66. The method of claim 65, wherein the presence of the HPV is by the detection of the expressed mRNA.

67. The method of claim 65, further comprising correlating a level of fluorescence with a down-regulation of expression of HPV mRNA.

68. The method of claim 65, further comprising correlating a level of fluorescence with an up-regulation of expression of HPV mRNA.

69. The method of claim 65, further comprising a comparison of expression of two or more mRNAs.

70. A method of diagnosing or predicting an HPV-based disease in a subject, comprising:

a) determining a level of HPV infection by contacting a sample from a subject with one or more high affinity probes complementary to a target sequence of human papillomavirus mRNA, and determining the presence of bound probe;

b) comparing the level, to a standard level; and

c) correlating a modulated level in the cell from the subject with an indication of an HPV-based disease.

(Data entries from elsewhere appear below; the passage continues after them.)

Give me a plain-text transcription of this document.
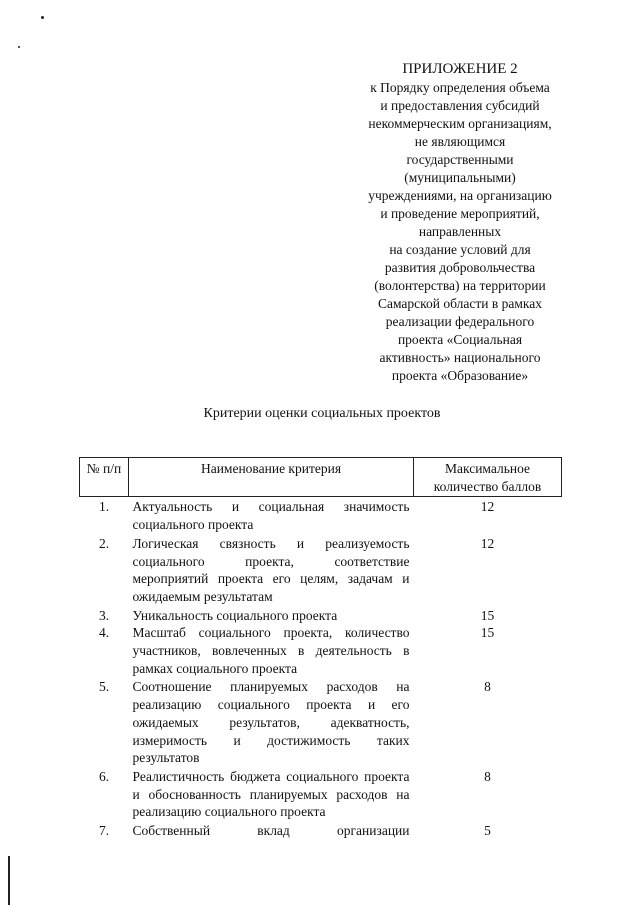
ПРИЛОЖЕНИЕ 2
к Порядку определения объема
и предоставления субсидий
некоммерческим организациям,
не являющимся
государственными
(муниципальными)
учреждениями, на организацию
и проведение мероприятий,
направленных
на создание условий для
развития добровольчества
(волонтерства) на территории
Самарской области в рамках
реализации федерального
проекта «Социальная
активность» национального
проекта «Образование»
Критерии оценки социальных проектов
№ п/п	Наименование критерия	Максимальное количество баллов
1.	Актуальность и социальная значимость социального проекта	12
2.	Логическая связность и реализуемость социального проекта, соответствие мероприятий проекта его целям, задачам и ожидаемым результатам	12
3.	Уникальность социального проекта	15
4.	Масштаб социального проекта, количество участников, вовлеченных в деятельность в рамках социального проекта	15
5.	Соотношение планируемых расходов на реализацию социального проекта и его ожидаемых результатов, адекватность, измеримость и достижимость таких результатов	8
6.	Реалистичность бюджета социального проекта и обоснованность планируемых расходов на реализацию социального проекта	8
7.	Собственный вклад организации	5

71. The method of claim 70, wherein the standard level is the corresponding level in a reference cell or population of cells.

72. The method of claim 71, wherein the reference cell is one or more of the following, cells from the subject, cultured cells, cultured cells from the subject, cells from the subject pre-treatment, cells from a second subject not suspected or showing no signs of an HPV-based disease.

73. The method of claim 70, further comprising obtaining a cell sample from the subject.

74. The method of claim 70, further comprising reporting the level or correlations thereof to the subject or a health care professional.

75. A kit for expression analysis of human papillomavirus comprising one or more high affinity probes and instructions for use in an in-situ hybridization assay.

76. The kit of claim 75, wherein the kit is used to examine cervical specimens.

77. The kit of claim 76, wherein the cervical specimens are ThinPreps.

78. The kit of claim 76, wherein the cervical specimens have been Pap stained

79. A kit for the assessing the stage of HPV-based diseases, comprising one or more high affinity probes for expression analysis of human papillomavirus, wherein the proved comprises a nucleobase sequence complementary to a target sequence of human papillomavirus mRNA.

80. The kit of claim 79, wherein the high affinity probes are selected from one or more of the probes identified by SEQ ID NOS: 1-14.